As afirmações acima poderiam ter sido ditas pelo CEO de uma grande empresa. Ou saído de algum livro recomendado para lideranças em faculdades. Entretanto, são palavras de Dona Rosa Queiroz, catadora de latinhas, dirigente da Cooperativa Coral de Alagoinhas, para Elisangela Matos, diretora de sustentabilidade da Ardagh Metal Packaging Brasil, líder global no fornecimento de latas de metal para bebidas.
À frente das iniciativas de sustentabilidade da empresa, a executiva conta que Dona Rosa fez com que ela mudasse diversos pontos de sua visão de negócios. "Essa senhora negra, baixinha, de sorriso largo, e voz firme nunca esteve num banco de faculdade. Mas tem uma forte gestão e articulação, tanto com o poder público como com a iniciativa privada, e está tirando centenas de pessoas da invisibilidade. Você já parou para olhar um catador de latinhas? Ou será que ele ainda é invisível aos seus olhos? Para Dona Rosa, não", provoca a executiva.
Elisangela acredita que o S é um ponto nevrálgico do ESG e aponta que, para atuar com precisão, os executivos devem "abstrair a caneta" e ver de perto de que forma lideranças que não foram a Harvard sustentam um modelo de negócios que prospera. "Há muito mais mundo fora do nosso mundo", diz.
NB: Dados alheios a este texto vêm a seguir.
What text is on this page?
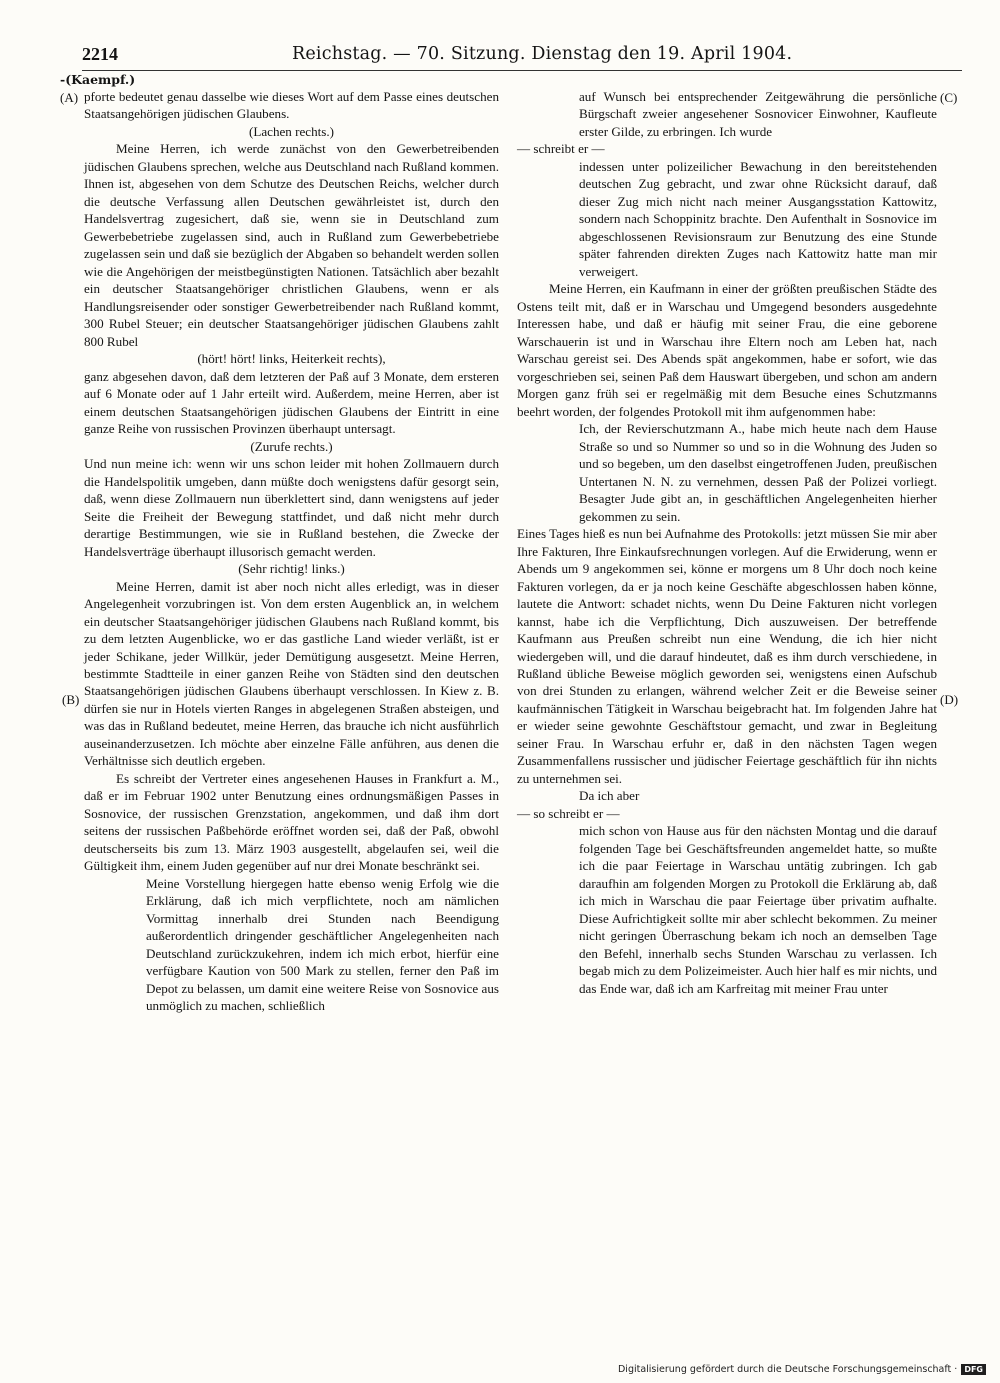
2214	Reichstag. — 70. Sitzung. Dienstag den 19. April 1904.
-(Kaempf.)
(A)
(B)
(C)
(D)

pforte bedeutet genau dasselbe wie dieses Wort auf dem Passe eines deutschen Staatsangehörigen jüdischen Glaubens.

(Lachen rechts.)

Meine Herren, ich werde zunächst von den Gewerbetreibenden jüdischen Glaubens sprechen, welche aus Deutschland nach Rußland kommen. Ihnen ist, abgesehen von dem Schutze des Deutschen Reichs, welcher durch die deutsche Verfassung allen Deutschen gewährleistet ist, durch den Handelsvertrag zugesichert, daß sie, wenn sie in Deutschland zum Gewerbebetriebe zugelassen sind, auch in Rußland zum Gewerbebetriebe zugelassen sein und daß sie bezüglich der Abgaben so behandelt werden sollen wie die Angehörigen der meistbegünstigten Nationen. Tatsächlich aber bezahlt ein deutscher Staatsangehöriger christlichen Glaubens, wenn er als Handlungsreisender oder sonstiger Gewerbetreibender nach Rußland kommt, 300 Rubel Steuer; ein deutscher Staatsangehöriger jüdischen Glaubens zahlt 800 Rubel

(hört! hört! links, Heiterkeit rechts),

ganz abgesehen davon, daß dem letzteren der Paß auf 3 Monate, dem ersteren auf 6 Monate oder auf 1 Jahr erteilt wird. Außerdem, meine Herren, aber ist einem deutschen Staatsangehörigen jüdischen Glaubens der Eintritt in eine ganze Reihe von russischen Provinzen überhaupt untersagt.

(Zurufe rechts.)

Und nun meine ich: wenn wir uns schon leider mit hohen Zollmauern durch die Handelspolitik umgeben, dann müßte doch wenigstens dafür gesorgt sein, daß, wenn diese Zollmauern nun überklettert sind, dann wenigstens auf jeder Seite die Freiheit der Bewegung stattfindet, und daß nicht mehr durch derartige Bestimmungen, wie sie in Rußland bestehen, die Zwecke der Handelsverträge überhaupt illusorisch gemacht werden.

(Sehr richtig! links.)

Meine Herren, damit ist aber noch nicht alles erledigt, was in dieser Angelegenheit vorzubringen ist. Von dem ersten Augenblick an, in welchem ein deutscher Staatsangehöriger jüdischen Glaubens nach Rußland kommt, bis zu dem letzten Augenblicke, wo er das gastliche Land wieder verläßt, ist er jeder Schikane, jeder Willkür, jeder Demütigung ausgesetzt. Meine Herren, bestimmte Stadtteile in einer ganzen Reihe von Städten sind den deutschen Staatsangehörigen jüdischen Glaubens überhaupt verschlossen. In Kiew z. B. dürfen sie nur in Hotels vierten Ranges in abgelegenen Straßen absteigen, und was das in Rußland bedeutet, meine Herren, das brauche ich nicht ausführlich auseinanderzusetzen. Ich möchte aber einzelne Fälle anführen, aus denen die Verhältnisse sich deutlich ergeben.

Es schreibt der Vertreter eines angesehenen Hauses in Frankfurt a. M., daß er im Februar 1902 unter Benutzung eines ordnungsmäßigen Passes in Sosnovice, der russischen Grenzstation, angekommen, und daß ihm dort seitens der russischen Paßbehörde eröffnet worden sei, daß der Paß, obwohl deutscherseits bis zum 13. März 1903 ausgestellt, abgelaufen sei, weil die Gültigkeit ihm, einem Juden gegenüber auf nur drei Monate beschränkt sei.

Meine Vorstellung hiergegen hatte ebenso wenig Erfolg wie die Erklärung, daß ich mich verpflichtete, noch am nämlichen Vormittag innerhalb drei Stunden nach Beendigung außerordentlich dringender geschäftlicher Angelegenheiten nach Deutschland zurückzukehren, indem ich mich erbot, hierfür eine verfügbare Kaution von 500 Mark zu stellen, ferner den Paß im Depot zu belassen, um damit eine weitere Reise von Sosnovice aus unmöglich zu machen, schließlich

auf Wunsch bei entsprechender Zeitgewährung die persönliche Bürgschaft zweier angesehener Sosnovicer Einwohner, Kaufleute erster Gilde, zu erbringen. Ich wurde

— schreibt er —

indessen unter polizeilicher Bewachung in den bereitstehenden deutschen Zug gebracht, und zwar ohne Rücksicht darauf, daß dieser Zug mich nicht nach meiner Ausgangsstation Kattowitz, sondern nach Schoppinitz brachte. Den Aufenthalt in Sosnovice im abgeschlossenen Revisionsraum zur Benutzung des eine Stunde später fahrenden direkten Zuges nach Kattowitz hatte man mir verweigert.

Meine Herren, ein Kaufmann in einer der größten preußischen Städte des Ostens teilt mit, daß er in Warschau und Umgegend besonders ausgedehnte Interessen habe, und daß er häufig mit seiner Frau, die eine geborene Warschauerin ist und in Warschau ihre Eltern noch am Leben hat, nach Warschau gereist sei. Des Abends spät angekommen, habe er sofort, wie das vorgeschrieben sei, seinen Paß dem Hauswart übergeben, und schon am andern Morgen ganz früh sei er regelmäßig mit dem Besuche eines Schutzmanns beehrt worden, der folgendes Protokoll mit ihm aufgenommen habe:

Ich, der Revierschutzmann A., habe mich heute nach dem Hause Straße so und so Nummer so und so in die Wohnung des Juden so und so begeben, um den daselbst eingetroffenen Juden, preußischen Untertanen N. N. zu vernehmen, dessen Paß der Polizei vorliegt. Besagter Jude gibt an, in geschäftlichen Angelegenheiten hierher gekommen zu sein.

Eines Tages hieß es nun bei Aufnahme des Protokolls: jetzt müssen Sie mir aber Ihre Fakturen, Ihre Einkaufsrechnungen vorlegen. Auf die Erwiderung, wenn er Abends um 9 angekommen sei, könne er morgens um 8 Uhr doch noch keine Fakturen vorlegen, da er ja noch keine Geschäfte abgeschlossen haben könne, lautete die Antwort: schadet nichts, wenn Du Deine Fakturen nicht vorlegen kannst, habe ich die Verpflichtung, Dich auszuweisen. Der betreffende Kaufmann aus Preußen schreibt nun eine Wendung, die ich hier nicht wiedergeben will, und die darauf hindeutet, daß es ihm durch verschiedene, in Rußland übliche Beweise möglich geworden sei, wenigstens einen Aufschub von drei Stunden zu erlangen, während welcher Zeit er die Beweise seiner kaufmännischen Tätigkeit in Warschau beigebracht hat. Im folgenden Jahre hat er wieder seine gewohnte Geschäftstour gemacht, und zwar in Begleitung seiner Frau. In Warschau erfuhr er, daß in den nächsten Tagen wegen Zusammenfallens russischer und jüdischer Feiertage geschäftlich für ihn nichts zu unternehmen sei.

Da ich aber

— so schreibt er —

mich schon von Hause aus für den nächsten Montag und die darauf folgenden Tage bei Geschäftsfreunden angemeldet hatte, so mußte ich die paar Feiertage in Warschau untätig zubringen. Ich gab daraufhin am folgenden Morgen zu Protokoll die Erklärung ab, daß ich mich in Warschau die paar Feiertage über privatim aufhalte. Diese Aufrichtigkeit sollte mir aber schlecht bekommen. Zu meiner nicht geringen Überraschung bekam ich noch an demselben Tage den Befehl, innerhalb sechs Stunden Warschau zu verlassen. Ich begab mich zu dem Polizeimeister. Auch hier half es mir nichts, und das Ende war, daß ich am Karfreitag mit meiner Frau unter

Digitalisierung gefördert durch die Deutsche Forschungsgemeinschaft · DFG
Poucos dias antes de encarar a aventura de subir o Monte Kilimanjaro, na Tanzânia, Elisangela Matos contou para esta coluna como o trabalho dos catadores e catadoras é essencial para a cadeia produtiva de reciclagem e está diretamente ligado ao negócio da Ardagh, que produz latas infinitamente recicláveis. Ela fala também sobre o destaque das lideranças femininas e por que a história de Dona Rosa, afinal, tem tanta conexão com sua própria história.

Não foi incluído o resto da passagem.